Талант художника предполагает остроту и богатство чувств, эмоциональной сферы, обеспечивающих способность наблюдать, умение видеть жизнь. Одаренность художника во многом обуславливается способностью непосредственно наблюдать и схватывать, способностью, которая, как показывают многочисленные факты, может иногда носить стихийный характер. То, что мы называем в искусстве интуицией, фантазией, — необходимое условие художественного творчества, хотя было бы неверно видеть в творческом процессе обязательное преобладание интуитивного восприятия (даже, разумеется, основанного на предшествующем опыте и знаниях). Но так или иначе эта видимая стихийность процесса творчества, дающая большой простор фантазии, интуиции, импровизации и т. д., неразрывно связана с конкретно-чувственной формой художественного образа. Наблюдая конкретные факты, во многом воспроизводя их в картине непосредственно, как увиденное, то есть как бы давая возможность наблюдать эти факты другим (хотя, разумеется, в большинстве случаев факты эти на полотне воспроизводятся не так, как их наблюдал художник в жизни), живописец вскрывает сущность тем острее и убедительнее, чем глубже проникает он в явления. Репин создал замечательный образ своего друга и наставника В. В. Стасова. С так называемого дрезденского портрета на нас смотрит могучий и жизнелюбивый человек необузданно страстного темперамента, весь во власти обуревающих его смелых и беспокойных мыслей. В состоянии такого творческого пафоса Стасов, разумеется, не бывал ежеминутно, постоянно. Он зажигался таким внутренним светом в часы, когда его натура проявлялась с наибольшей полнотой. И весь гений Репина в том и обнаружился здесь, что он изобразил Стасова не в обыденную минуту жизни, когда натура этого человека дремала или по крайней мере не выявлялась пластически с такой силой, а именно так, что, кажется, перед нами Стасов, готовый к одной ив самых горячих своих битв. Образ Стасова «схвачен» в максимальной полноте его внутреннего содержания.

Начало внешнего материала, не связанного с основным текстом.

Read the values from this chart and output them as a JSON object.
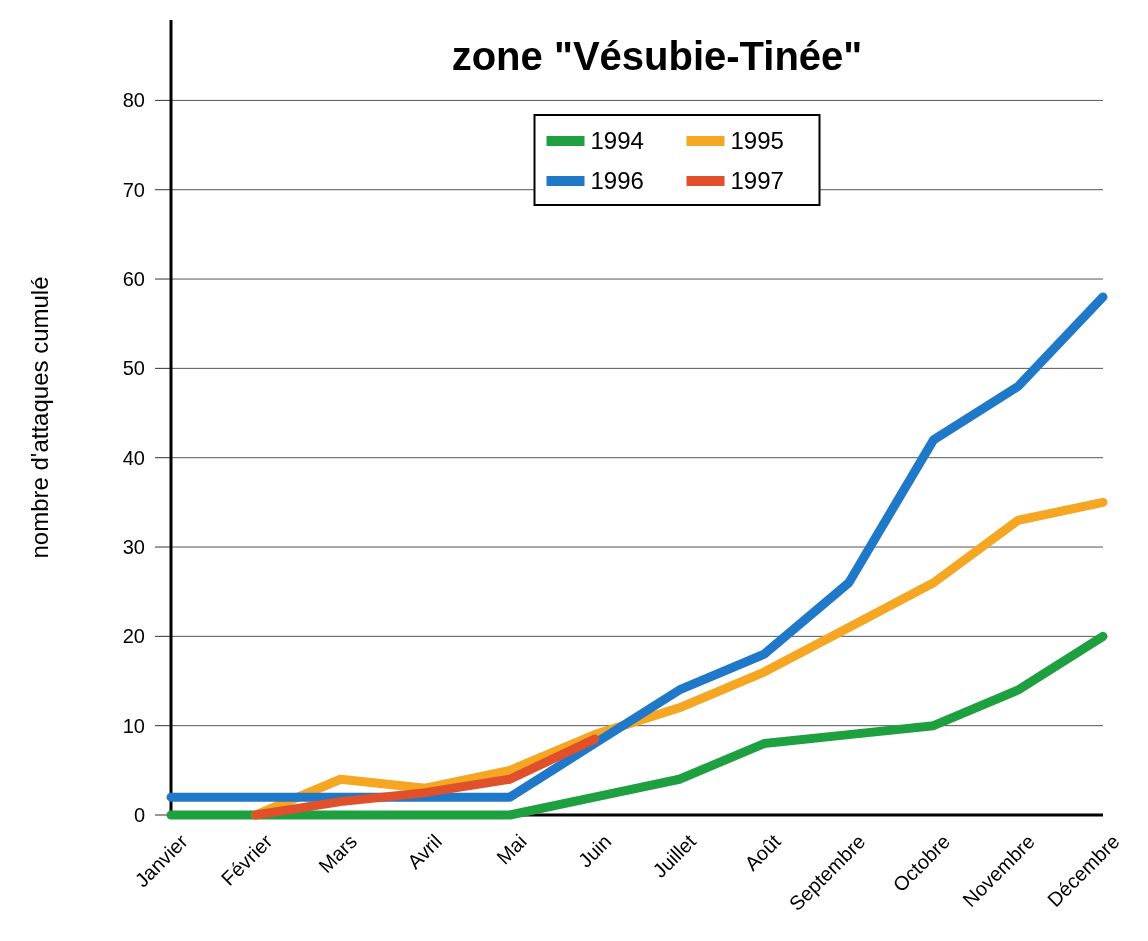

Вот почему необходимо подчеркнуть, что изучение жизни для художника-реалиста не сводится к подбору единичных явлений к заранее данной общей идее, а образное воспроизведение идеи не есть выражение понятия в некоей наглядно доступной форме. Художник, чтобы раскрыть действительность, должен иметь возможность, условно говоря, «наблюдать» сущность явления, не ограничиваясь общим, отвлеченным о ней представлением, нередко достаточным для того или иного теоретического умозаключения. Это имеет для искусства двойное значение: в художественном образе через изображенное явление раскроется сущность, и тогда явление не будет выглядеть мертвым и безразличным фактом, но вместе с тем, поскольку сущность будет «жить» лишь через явление, в явлении, она не будет выглядеть тощей и сухой абстракцией. Такой разрыв сущности и конкретного изображения имеет место в натуралистическом искусстве: оно страдает и отвлеченностью мысли и, так сказать, неодухотворенной натуральностью изображения. Вспомним хотя бы бесчисленные образцы позднего салонного академизма, где претендующая на «возвышенность» абстрактная идея выражается через посредство самой тривиальной натуры.
Итак, жизнь расстилается перед художником-реалистом в бесконечном многообразии ее конкретных проявлений. Задача мастера, стремящегося к глубокому познанию и раскрытию действительности, — разобравшись в этом потоке фактов, найти, обнаружить, показать главное, основное, существенное. Исходя из практических задач, выдвигаемых жизнью, художник-реалист концентрирует свое внимание на наиболее важных жизненных вопросах, подлежащих разрешению.
Выбор явлений, изображение их такими, каковы они в своей сущности, умение извлекать из любого наблюденного факта его подлинный смысл, способность с помощью фантазии воссоздать необходимую совокупность конкретных явлений — таков путь художника к изображению типического. По тому, что в жизни взято мастером и что увидено и показано во взятом жизненном явлении, отчетливо обнаруживается позиция художника, его идейная устремленность, его способ судить о вещах. Задача художника, по выражению Чернышевского, — произносить приговор о явлениях жизни. Таким образом, именно в том, что художник считает типическим в окружающей его жизни и что он изображает как типическое, в том затем, как он умеет выявить, раскрыть это типическое, прежде всего и обнаруживается его партийность.
Внешнюю, извне пристегнутую к произведению тенденцию можно уподобить пустой, не подтвержденной делами декларации. В двадцатых годах представители формалистического направления в советском искусстве нередко создавали подобного рода «тенденциозные» картины, на самом деле, однако, как небо от земли, далекие от подлинно коммунистической идейности, ибо сам показ жизни в них был проникнут совсем другим — сугубо враждебными передовым явлениям мыслями и чувствами.